O texto ressalta que a medida não altera a destinação legal dessas receitas. Ou seja, a Cosip não poderá ser utilizada indistintamente para qualquer obra provocada pelo temporal: os gastos terão de permanecer vinculados à finalidade legal da contribuição. A mesma regra vale para o fundo ambiental.

Estragos ainda serão contabilizados

Apesar da declaração de emergência, o documento não informa o valor total dos prejuízos provocados pelo temporal, nem estabelece quanto será gasto nas contratações emergenciais. Esse levantamento ainda deverá ser realizado pelos órgãos municipais.

A determinação abrange prejuízos na infraestrutura urbana, arborização, iluminação pública, equipamentos municipais, unidades de saúde, escolas, equipamentos da assistência social e outros prédios públicos.

A Prefeitura também terá de contabilizar os danos causados a residências e estabelecimentos comerciais, além dos registrados em vias, pontes, sistemas de drenagem e outras estruturas públicas.

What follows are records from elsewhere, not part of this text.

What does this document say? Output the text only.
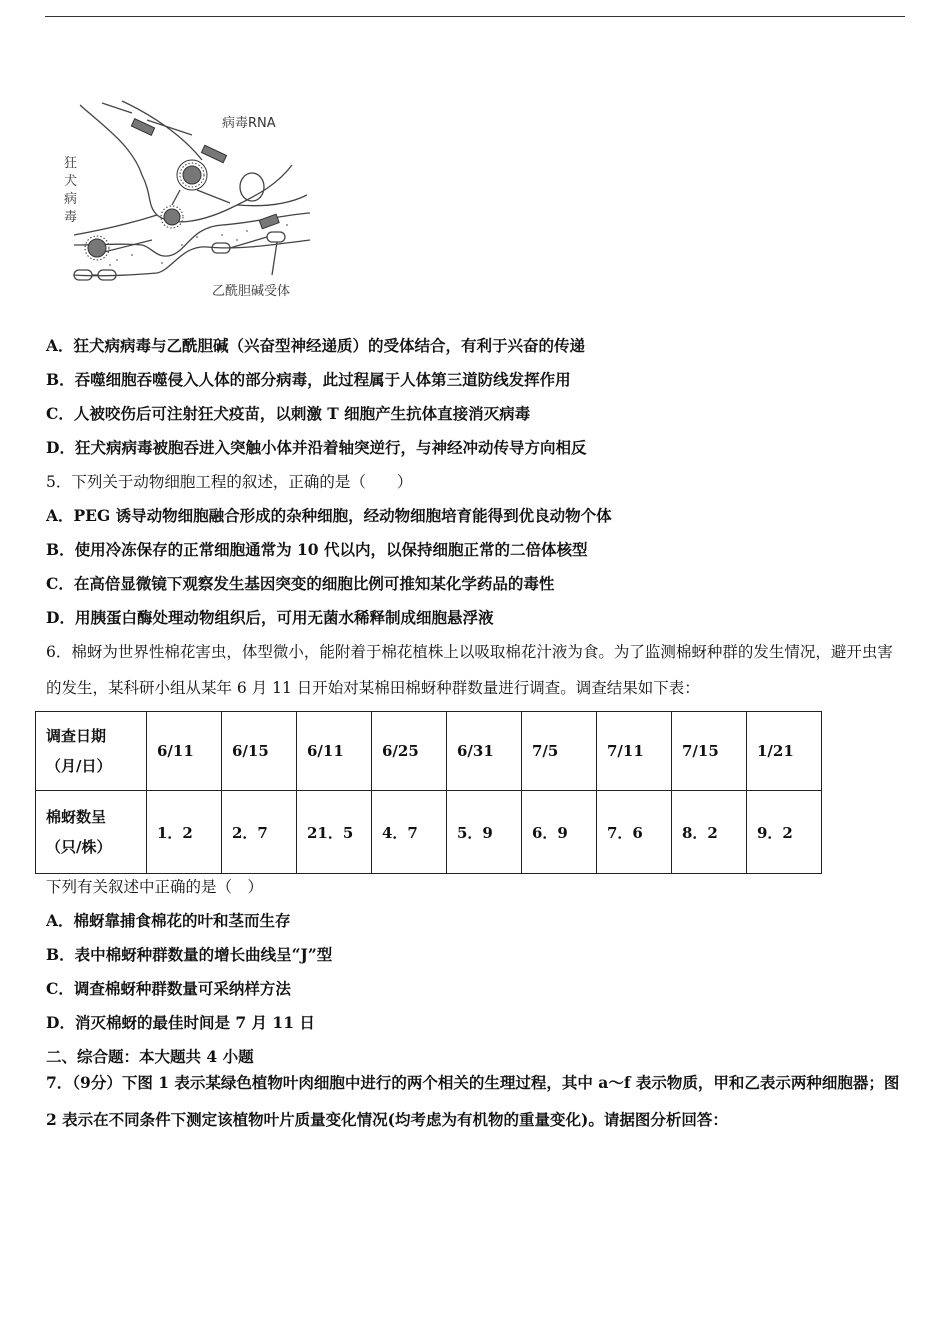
病毒RNA
狂 犬 病 毒
乙酰胆碱受体
A．狂犬病病毒与乙酰胆碱（兴奋型神经递质）的受体结合，有利于兴奋的传递
B．吞噬细胞吞噬侵入人体的部分病毒，此过程属于人体第三道防线发挥作用
C．人被咬伤后可注射狂犬疫苗，以刺激 T 细胞产生抗体直接消灭病毒
D．狂犬病病毒被胞吞进入突触小体并沿着轴突逆行，与神经冲动传导方向相反
5．下列关于动物细胞工程的叙述，正确的是（　　）
A．PEG 诱导动物细胞融合形成的杂种细胞，经动物细胞培育能得到优良动物个体
B．使用冷冻保存的正常细胞通常为 10 代以内，以保持细胞正常的二倍体核型
C．在高倍显微镜下观察发生基因突变的细胞比例可推知某化学药品的毒性
D．用胰蛋白酶处理动物组织后，可用无菌水稀释制成细胞悬浮液
6．棉蚜为世界性棉花害虫，体型微小，能附着于棉花植株上以吸取棉花汁液为食。为了监测棉蚜种群的发生情况，避开虫害的发生，某科研小组从某年 6 月 11 日开始对某棉田棉蚜种群数量进行调查。调查结果如下表：
调查日期
（月/日）	6/11	6/15	6/11	6/25	6/31	7/5	7/11	7/15	1/21

棉蚜数呈
（只/株）	1．2	2．7	21．5	4．7	5．9	6．9	7．6	8．2	9．2
下列有关叙述中正确的是（　）
A．棉蚜靠捕食棉花的叶和茎而生存
B．表中棉蚜种群数量的增长曲线呈“J”型
C．调查棉蚜种群数量可采纳样方法
D．消灭棉蚜的最佳时间是 7 月 11 日
二、综合题：本大题共 4 小题
7．（9分）下图 1 表示某绿色植物叶肉细胞中进行的两个相关的生理过程，其中 a～f 表示物质，甲和乙表示两种细胞器；图 2 表示在不同条件下测定该植物叶片质量变化情况(均考虑为有机物的重量变化)。请据图分析回答：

Entrarão na conta ainda os impactos da falta de energia e os prejuízos econômicos e sociais decorrentes da tempestade.

Esses números serão importantes para dimensionar quanto a tempestade efetivamente custou à Capital e qual será a necessidade de recursos para a reconstrução.

Município poderá buscar reconhecimento estadual e federal

Outro efeito do decreto é permitir o avanço do processo para que a situação de emergência seja reconhecida também por outras esferas de governo.

A Coordenadoria Municipal de Proteção e Defesa Civil ficou responsável por registrar o desastre no Sistema Integrado de Informações sobre Desastres (S2iD) e, caso sejam preenchidos os requisitos legais, solicitar o reconhecimento da emergência pelos órgãos competentes de Mato Grosso do Sul e da União.

A medida ganha peso diante da avaliação feita pela própria administração municipal de que a extensão dos danos comprometeu parcialmente sua capacidade de resposta e poderá exigir apoio complementar dos demais entes da Federação.

Todos os órgãos da Prefeitura também estão autorizados a atuar na resposta ao desastre, sob coordenação da Defesa Civil, incluindo ações de assistência à população, restabelecimento de serviços essenciais, recuperação dos locais atingidos e reconstrução.

O município poderá ainda atuar conjuntamente com órgãos estaduais e federais, Corpo de Bombeiros, concessionárias e instituições públicas e privadas.